How it works
The Image Blur tool applies a Gaussian blur to soften an image, reduce noise, create depth-of-field effects, or obscure sensitive visual information. The blur radius controls the intensity — radius 1 is a subtle softening, radius 20 is a strong frosted-glass effect, and radius 50+ creates an almost entirely unrecognizable blur.
Blur has both creative and functional uses. Photographers use shallow-depth-of-field blur to separate subjects from backgrounds. UI designers use blurred images as frosted-glass backgrounds in cards and modals. Privacy-conscious users blur faces or sensitive areas before sharing screenshots. Marketing teams blur upcoming product images to create teaser campaigns.
How to use it: upload your image. Set the blur radius using the slider (1–100). The preview updates in real time. For large images, the blur may take 0.5–2 seconds to compute. Download the blurred result.

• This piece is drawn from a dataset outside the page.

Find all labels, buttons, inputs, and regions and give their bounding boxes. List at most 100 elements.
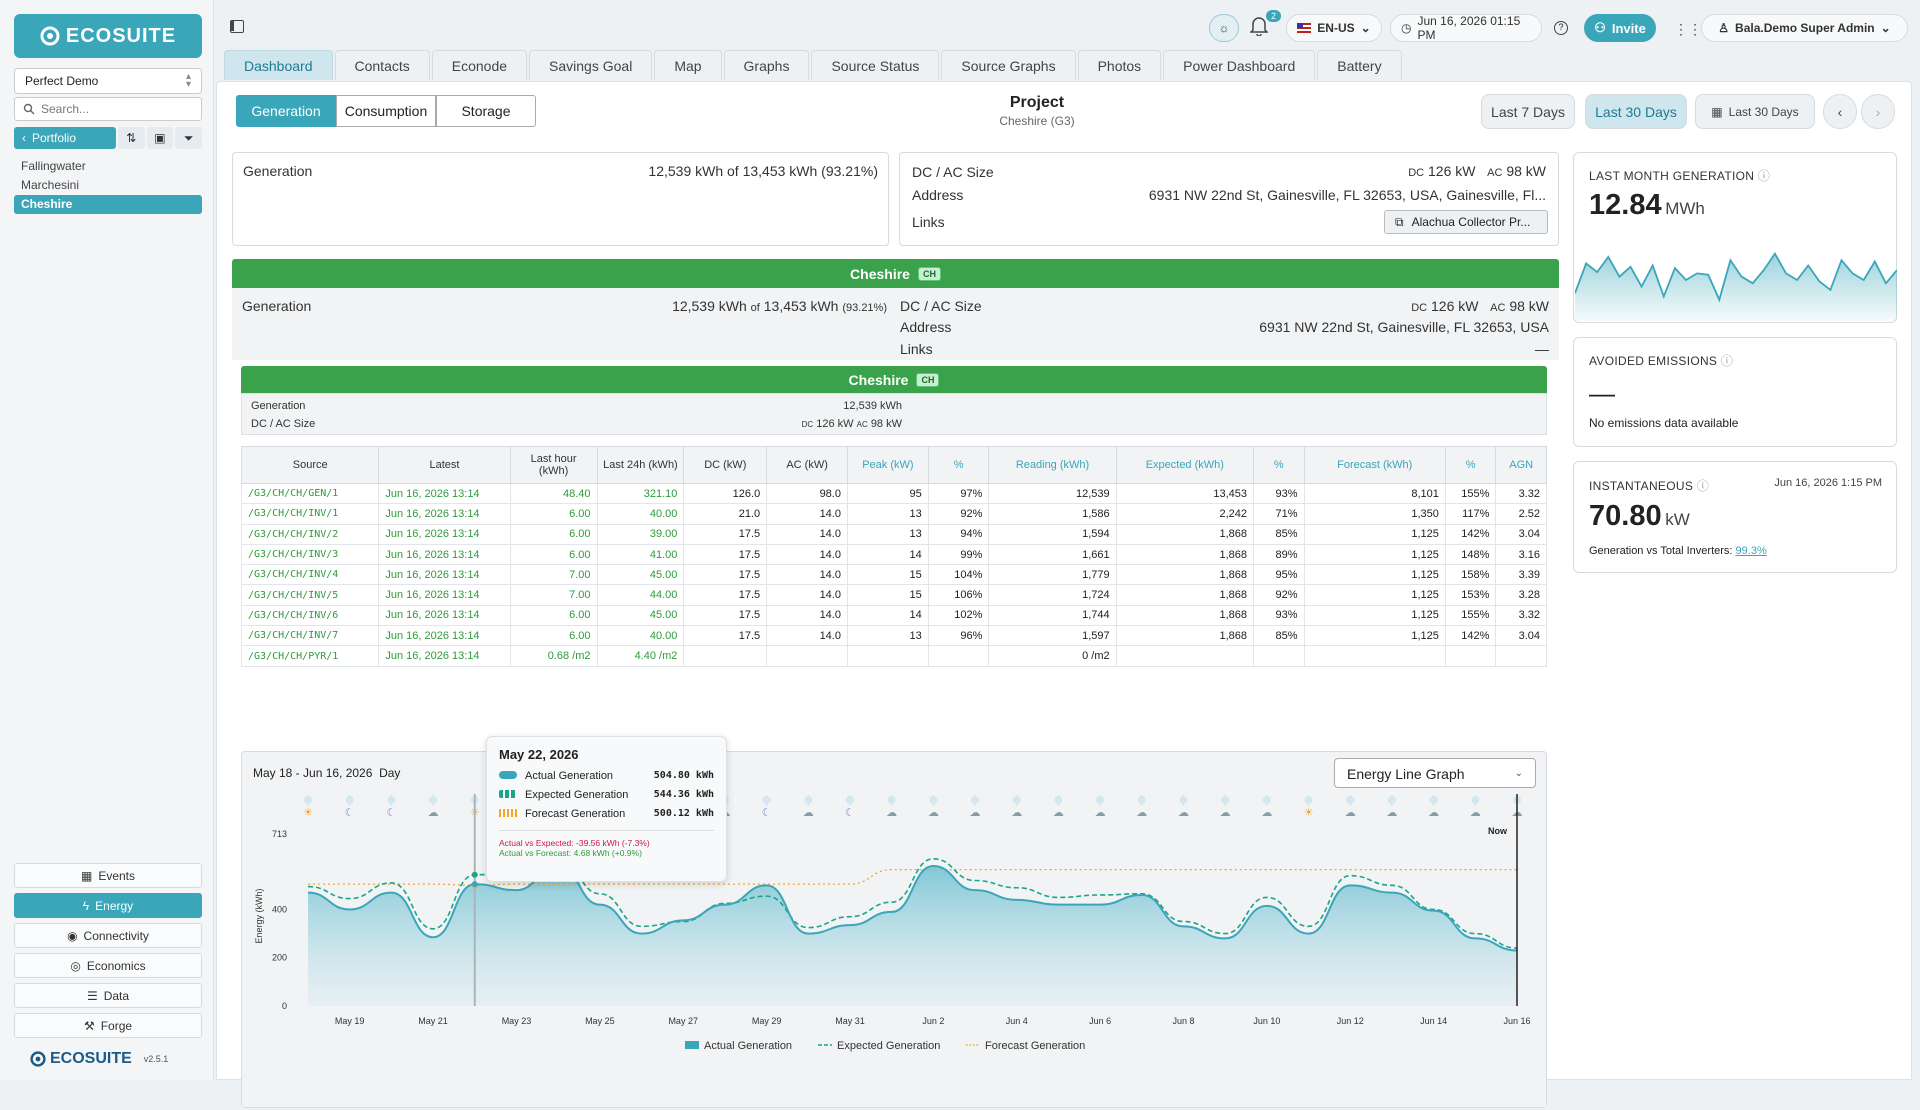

Gaussian vs. box blur: Gaussian blur produces a naturally smooth, bell-curve-weighted blur that resembles defocus in real cameras — it's the perceptually correct blur. Box blur (a simpler average of neighboring pixels) is faster but produces blocky artifacts at high radii. This tool uses Gaussian blur.
Performance note: Gaussian blur is computationally intensive — O(n × r) where n is pixel count and r is radius. A 3000×2000px image with radius 20 involves ~240 million operations. Processing runs in a Web Worker to prevent freezing the page.
Selective blur: for blurring only part of an image (a face, a license plate, a document number), use the Privacy Blur tool which lets you draw a selection area before blurring.
Privacy: no pixel data leaves your browser. This is especially relevant for users blurring screenshots with personal information.
Frequently Asked Questions
- A radius of 15–20 is sufficient to obscure facial features in most photos. For absolute certainty (security-critical redaction), use a radius of 30–50. For a simple privacy softening, radius 10 is usually enough to prevent casual identification while preserving context.
- Yes, significantly. Gaussian blur removes high-frequency detail (edges, textures, noise) which are the components that are hardest to compress. A blurred JPG is typically 30–60% smaller than the original at the same quality setting.
- Gaussian blur spreads each pixel's value equally in all directions (circular blur kernel), simulating defocus. Motion blur spreads only in one direction (linear kernel), simulating camera or subject movement. This tool applies Gaussian blur. Motion blur is available in dedicated image editing software.
- Use the Privacy Blur tool to draw a selection over the specific area you want to blur — it applies the same Gaussian blur only within your selected region, leaving the rest of the image sharp.